— Где мои родители, старый хрен?
Он попятился, путаясь в полах красного халата, но его уже обступили со всех сторон.
— Хохохо, — сказал Дед, и добрые лучики морщин разбежались вокруг его синих глаз. – Какие хорошие девочки собрались здесь сегодня! – неуверенно пробасил он. — Хорошо ли вы себя вели?
Он неуверенно озирался, все пытаясь отступить, проваливаясь в снег по самые края валенок; борода тряслась, словно все его стандартные фразочки и штампованные вопросы толпились у выхода, толкаясь и мешаю друг другу.
— А у меня тут у вас подарочки, — пробормотал он.
Она презрительно сощурила глаза. За спиной деда кто-то сделал вид, что его тошнит.
— Где. Наши. Родители, — раздельно спросила она, наступая.
Ноябрь. В серое от грязи окно ломится мокрый снег. Подлокотник дурацкой кушетки больно давит на позвонки.
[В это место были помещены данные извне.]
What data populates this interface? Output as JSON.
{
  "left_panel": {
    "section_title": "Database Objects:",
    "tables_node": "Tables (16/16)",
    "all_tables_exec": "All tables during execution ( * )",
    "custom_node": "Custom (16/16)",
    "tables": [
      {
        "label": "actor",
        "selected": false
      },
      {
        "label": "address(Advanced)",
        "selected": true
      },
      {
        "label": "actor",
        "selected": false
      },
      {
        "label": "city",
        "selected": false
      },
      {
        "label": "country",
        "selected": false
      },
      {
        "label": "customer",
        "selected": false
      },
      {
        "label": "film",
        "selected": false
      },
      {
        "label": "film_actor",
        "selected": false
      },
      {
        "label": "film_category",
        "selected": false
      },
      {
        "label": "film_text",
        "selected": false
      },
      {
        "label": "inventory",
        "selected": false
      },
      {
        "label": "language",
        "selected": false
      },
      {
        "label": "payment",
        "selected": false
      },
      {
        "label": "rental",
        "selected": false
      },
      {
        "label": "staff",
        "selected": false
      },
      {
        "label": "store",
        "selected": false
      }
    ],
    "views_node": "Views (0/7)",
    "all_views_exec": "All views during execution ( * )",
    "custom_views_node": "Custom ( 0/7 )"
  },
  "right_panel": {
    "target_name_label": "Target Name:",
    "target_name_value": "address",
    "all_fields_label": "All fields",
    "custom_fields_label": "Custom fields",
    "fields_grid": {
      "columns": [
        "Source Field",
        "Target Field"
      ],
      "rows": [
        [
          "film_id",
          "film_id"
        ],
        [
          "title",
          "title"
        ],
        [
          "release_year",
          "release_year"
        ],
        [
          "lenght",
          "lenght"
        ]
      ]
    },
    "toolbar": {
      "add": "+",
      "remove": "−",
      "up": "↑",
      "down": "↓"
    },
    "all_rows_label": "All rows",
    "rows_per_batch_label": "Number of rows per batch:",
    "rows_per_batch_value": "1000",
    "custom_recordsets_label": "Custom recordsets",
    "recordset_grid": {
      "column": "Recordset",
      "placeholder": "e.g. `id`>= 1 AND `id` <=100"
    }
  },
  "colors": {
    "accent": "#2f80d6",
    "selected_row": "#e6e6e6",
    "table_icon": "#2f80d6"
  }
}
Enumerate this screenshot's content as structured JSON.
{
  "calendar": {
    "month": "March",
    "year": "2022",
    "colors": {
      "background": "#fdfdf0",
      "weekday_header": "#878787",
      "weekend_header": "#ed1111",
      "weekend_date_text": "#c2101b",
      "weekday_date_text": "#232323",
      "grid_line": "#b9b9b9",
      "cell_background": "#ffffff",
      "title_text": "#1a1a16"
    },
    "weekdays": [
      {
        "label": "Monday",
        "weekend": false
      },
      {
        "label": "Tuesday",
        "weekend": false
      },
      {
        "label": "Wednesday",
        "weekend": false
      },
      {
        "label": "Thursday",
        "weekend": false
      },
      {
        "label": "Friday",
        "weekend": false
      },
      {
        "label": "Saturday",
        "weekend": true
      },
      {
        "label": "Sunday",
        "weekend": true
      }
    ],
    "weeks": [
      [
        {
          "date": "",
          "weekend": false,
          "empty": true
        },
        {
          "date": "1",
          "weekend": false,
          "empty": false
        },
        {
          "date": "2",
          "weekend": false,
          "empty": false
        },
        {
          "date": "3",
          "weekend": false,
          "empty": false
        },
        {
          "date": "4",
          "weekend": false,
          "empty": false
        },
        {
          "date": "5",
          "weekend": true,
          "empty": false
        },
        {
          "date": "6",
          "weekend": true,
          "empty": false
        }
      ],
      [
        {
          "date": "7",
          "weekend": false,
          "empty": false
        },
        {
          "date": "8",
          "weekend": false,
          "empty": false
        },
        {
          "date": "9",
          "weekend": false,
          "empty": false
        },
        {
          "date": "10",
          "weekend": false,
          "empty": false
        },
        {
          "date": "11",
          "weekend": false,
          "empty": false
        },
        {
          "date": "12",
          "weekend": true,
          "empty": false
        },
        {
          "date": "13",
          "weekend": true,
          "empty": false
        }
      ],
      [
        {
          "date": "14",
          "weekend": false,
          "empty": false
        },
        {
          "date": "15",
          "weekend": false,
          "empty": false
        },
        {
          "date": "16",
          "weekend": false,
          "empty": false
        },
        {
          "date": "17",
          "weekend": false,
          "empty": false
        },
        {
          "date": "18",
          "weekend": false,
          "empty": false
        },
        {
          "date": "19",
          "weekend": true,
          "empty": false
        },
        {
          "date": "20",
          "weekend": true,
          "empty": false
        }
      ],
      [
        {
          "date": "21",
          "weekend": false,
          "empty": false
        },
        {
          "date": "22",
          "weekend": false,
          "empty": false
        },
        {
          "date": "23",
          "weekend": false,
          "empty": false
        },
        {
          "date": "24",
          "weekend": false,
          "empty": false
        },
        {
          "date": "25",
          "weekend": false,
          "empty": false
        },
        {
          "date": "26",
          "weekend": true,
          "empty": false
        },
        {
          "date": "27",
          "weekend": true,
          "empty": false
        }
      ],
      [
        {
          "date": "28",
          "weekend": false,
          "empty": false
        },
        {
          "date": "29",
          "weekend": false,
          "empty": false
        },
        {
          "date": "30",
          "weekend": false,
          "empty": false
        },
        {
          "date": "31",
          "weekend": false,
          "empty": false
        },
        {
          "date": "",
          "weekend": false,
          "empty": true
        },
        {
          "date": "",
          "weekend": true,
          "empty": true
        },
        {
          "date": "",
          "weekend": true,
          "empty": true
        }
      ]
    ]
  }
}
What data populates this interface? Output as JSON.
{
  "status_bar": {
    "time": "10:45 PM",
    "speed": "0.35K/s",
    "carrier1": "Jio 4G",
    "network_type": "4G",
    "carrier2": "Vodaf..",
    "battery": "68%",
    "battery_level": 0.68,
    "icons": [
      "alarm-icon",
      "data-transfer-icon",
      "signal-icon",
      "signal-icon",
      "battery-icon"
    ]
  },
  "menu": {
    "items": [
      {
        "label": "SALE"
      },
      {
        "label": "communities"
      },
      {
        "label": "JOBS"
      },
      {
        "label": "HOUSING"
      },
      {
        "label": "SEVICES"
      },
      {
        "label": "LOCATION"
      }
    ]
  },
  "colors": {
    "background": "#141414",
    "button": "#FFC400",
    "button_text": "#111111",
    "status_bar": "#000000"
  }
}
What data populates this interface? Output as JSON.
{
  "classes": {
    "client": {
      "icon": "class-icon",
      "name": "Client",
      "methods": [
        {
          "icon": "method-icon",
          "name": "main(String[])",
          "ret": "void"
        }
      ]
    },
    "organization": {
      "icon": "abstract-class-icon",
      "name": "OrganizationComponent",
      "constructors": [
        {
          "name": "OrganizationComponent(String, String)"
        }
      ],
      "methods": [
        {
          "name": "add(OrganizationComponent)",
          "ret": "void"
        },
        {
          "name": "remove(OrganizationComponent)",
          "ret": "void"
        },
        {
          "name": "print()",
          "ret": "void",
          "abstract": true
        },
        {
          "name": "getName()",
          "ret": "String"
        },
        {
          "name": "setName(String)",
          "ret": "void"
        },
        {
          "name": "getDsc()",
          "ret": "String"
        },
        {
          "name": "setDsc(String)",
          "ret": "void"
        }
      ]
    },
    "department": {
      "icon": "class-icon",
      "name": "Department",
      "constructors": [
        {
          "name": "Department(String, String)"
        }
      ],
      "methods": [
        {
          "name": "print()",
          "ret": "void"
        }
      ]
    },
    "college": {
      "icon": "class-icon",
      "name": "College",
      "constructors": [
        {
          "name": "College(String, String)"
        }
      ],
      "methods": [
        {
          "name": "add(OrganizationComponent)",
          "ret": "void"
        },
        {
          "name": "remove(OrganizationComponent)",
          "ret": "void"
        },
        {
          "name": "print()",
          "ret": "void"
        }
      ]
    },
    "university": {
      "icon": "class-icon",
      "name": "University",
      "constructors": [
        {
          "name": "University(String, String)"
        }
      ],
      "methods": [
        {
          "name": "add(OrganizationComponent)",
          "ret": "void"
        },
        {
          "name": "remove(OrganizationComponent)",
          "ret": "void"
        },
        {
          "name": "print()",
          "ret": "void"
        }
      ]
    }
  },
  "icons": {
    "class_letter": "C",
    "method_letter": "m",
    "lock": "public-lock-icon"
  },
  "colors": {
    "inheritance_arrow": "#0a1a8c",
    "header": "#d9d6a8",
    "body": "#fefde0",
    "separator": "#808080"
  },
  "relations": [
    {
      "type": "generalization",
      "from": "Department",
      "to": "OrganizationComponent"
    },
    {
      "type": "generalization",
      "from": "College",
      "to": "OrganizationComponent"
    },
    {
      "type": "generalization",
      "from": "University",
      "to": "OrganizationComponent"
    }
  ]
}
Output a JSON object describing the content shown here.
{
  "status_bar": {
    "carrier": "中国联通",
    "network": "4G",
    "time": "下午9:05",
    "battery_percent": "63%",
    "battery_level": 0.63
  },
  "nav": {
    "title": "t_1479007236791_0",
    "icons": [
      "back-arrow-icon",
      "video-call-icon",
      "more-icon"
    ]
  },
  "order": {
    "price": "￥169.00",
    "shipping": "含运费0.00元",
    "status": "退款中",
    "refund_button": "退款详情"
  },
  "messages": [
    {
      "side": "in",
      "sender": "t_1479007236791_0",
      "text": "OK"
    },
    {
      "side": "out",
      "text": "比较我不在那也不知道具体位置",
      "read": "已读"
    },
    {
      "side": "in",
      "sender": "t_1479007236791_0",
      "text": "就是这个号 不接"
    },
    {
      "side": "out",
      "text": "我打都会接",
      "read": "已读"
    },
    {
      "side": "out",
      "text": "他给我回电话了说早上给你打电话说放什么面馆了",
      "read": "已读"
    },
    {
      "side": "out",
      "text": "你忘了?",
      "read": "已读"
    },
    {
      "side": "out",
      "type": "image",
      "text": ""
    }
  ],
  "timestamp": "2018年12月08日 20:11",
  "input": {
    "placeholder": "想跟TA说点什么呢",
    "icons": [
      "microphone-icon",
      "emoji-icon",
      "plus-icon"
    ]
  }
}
— У меня нет времени на десять лет психоанализа, сезон уже в разгаре, а я даже смотреть не могу на своего напарника. Дети это чувствуют. Шарахаются. Я так без работы останусь!
Чертова кушетка. Деревянные подлокотники слишком теплые; она чувствует, как протаивает кожа на шее. Да, она работает с дедушкой. Нет, она не помнит, какие отношения у них были в детстве. В пыльном воздухе кабинета мутным облачком повисает вопрос об инцесте и расплывается, так и не заданный, оставив липкий налет неловкости. Здесь слишком жарко. У нее нет времени. Гипноз? Она согласна. Что угодно, лишь бы не сорвать сезон.
Она смотрит на белый мех, искрящийся по подолу шубки. Ничего не выйдет с этим гипнозом — голос у психолога скрипучий, как снег под валенками. Снег переливается в мертвом свете фонаря. Где-то существует тепло, еда, родители, но все это куда-то исчезло, и она не может понять, куда. Ей холодно. Она кричит. Из темноты на нее надвигается багровое лицо. Рот спрятан под сугробом бороды. Она видит только глаза – в них ледяное удовлетворение. Руки в толстых рукавицах поднимают ее навстречу черному небу, утыканному булавками звезд. Свет фонаря смещается за спину и гаснет. Скрипит под валенками снег. Скрипит голос невзрачного дядьки, засевшего в пыльной комнате, как паук. Ей жарко. Мышцы шеи протаяли почти до позвонков; ей придется почти сутки торчать на улице, чтобы восстановиться, — спасибо, что уже ноябрь, и ей не придется снова тратиться на тур в Антарктику.
— Он похитил меня у родителей, — говорит она психологу. – Этот старый маниакальный козел похитил меня!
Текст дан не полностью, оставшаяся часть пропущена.